The "complexion," "temperament," or constitution of a man depended on the proportionate alliance of the four humours or subtle juices in his body. The predominance of the moist humour caused a man to grow sanguine, of the hot to grow choleric, and so on. The prevailing idea with the physiologist was that in a healthy body there was a natural balance of all the four humours and that a disturbance of the balance was dangerous and needed to be checked. "In Elizabethan times", says Ifor Evans in A Short History of English Drama, "this medieval physiology was not treated with complete seriousness, but its vocabulary became a popular fashion in sophisticated conversation and this again Jonson exploited."
Elizabethan Interpretation:
"Humour", apart from its currency in the medieval profession, was also a catchword when Ben Jonson began to write.

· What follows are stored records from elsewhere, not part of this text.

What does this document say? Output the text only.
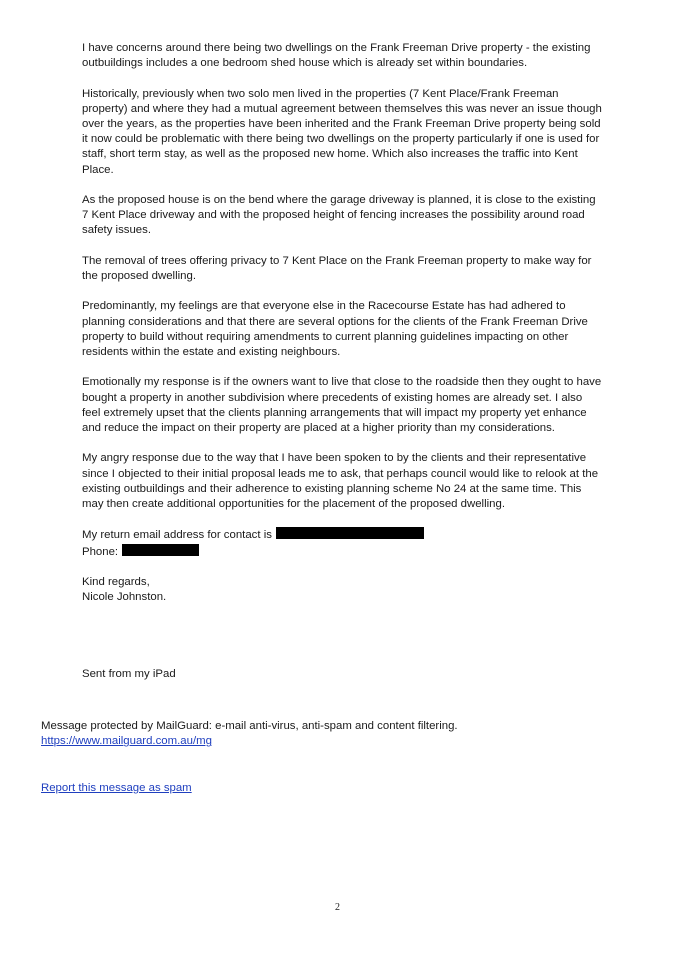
I have concerns around there being two dwellings on the Frank Freeman Drive property - the existing outbuildings includes a one bedroom shed house which is already set within boundaries.

Historically, previously when two solo men lived in the properties (7 Kent Place/Frank Freeman property) and where they had a mutual agreement between themselves this was never an issue though over the years, as the properties have been inherited and the Frank Freeman Drive property being sold it now could be problematic with there being two dwellings on the property particularly if one is used for staff, short term stay, as well as the proposed new home. Which also increases the traffic into Kent Place.

As the proposed house is on the bend where the garage driveway is planned, it is close to the existing 7 Kent Place driveway and with the proposed height of fencing increases the possibility around road safety issues.

The removal of trees offering privacy to 7 Kent Place on the Frank Freeman property to make way for the proposed dwelling.

Predominantly, my feelings are that everyone else in the Racecourse Estate has had adhered to planning considerations and that there are several options for the clients of the Frank Freeman Drive property to build without requiring amendments to current planning guidelines impacting on other residents within the estate and existing neighbours.

Emotionally my response is if the owners want to live that close to the roadside then they ought to have bought a property in another subdivision where precedents of existing homes are already set. I also feel extremely upset that the clients planning arrangements that will impact my property yet enhance and reduce the impact on their property are placed at a higher priority than my considerations.

My angry response due to the way that I have been spoken to by the clients and their representative since I objected to their initial proposal leads me to ask, that perhaps council would like to relook at the existing outbuildings and their adherence to existing planning scheme No 24 at the same time. This may then create additional opportunities for the placement of the proposed dwelling.

My return email address for contact is
Phone:

Kind regards,
Nicole Johnston.

Sent from my iPad
Message protected by MailGuard: e-mail anti-virus, anti-spam and content filtering.
https://www.mailguard.com.au/mg
Report this message as spam
2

But his contemporaries used the word for any passing mood, whim, fancy, or caprice and not, as Ben Jonson did, for a more a less permanent and predominant peculiarity of disposition. Shakespeare, like the rest, used the word in the sense of mood or fancy. For instance, in the Richard III we have:
Was ever -woman in this-humour wooed?
Was ever -woman in this humour won?
Again, in The Merchant of Venice, when Shylock is asked why he prefers a pound of the flesh of Bassanio's heart to the sum of three thousand ducats, he replies:
It is my humour
Jonson's Interpretation:
Ben Jonson dissociated himself from this degenerate meaning of the word "humour", took it back to its original physiological sense and fitted it into the context of his concept of the nature and function of comedy. Just as a man has in his physique a dominant humour, similarly he has in his psyche a dominant passion. Under the influence of this dominant passion a man may become, as the case may be, greedy, jealous, cowardly, deceptible, foolhardy, and so forth. As Jonson clarified in the Prologue to Every Man out of His Humour, he was taking the word "humour" from medicine and was using it as a metaphor for the general disposition of a man—that is, his psychological set-up. He explains that
When some one peculiar quality
Doth so possess a man that it doth draw
All his effects, his spirits, and his powers,
In their confluctions, all to run one way;
This may truly be said to be a humour.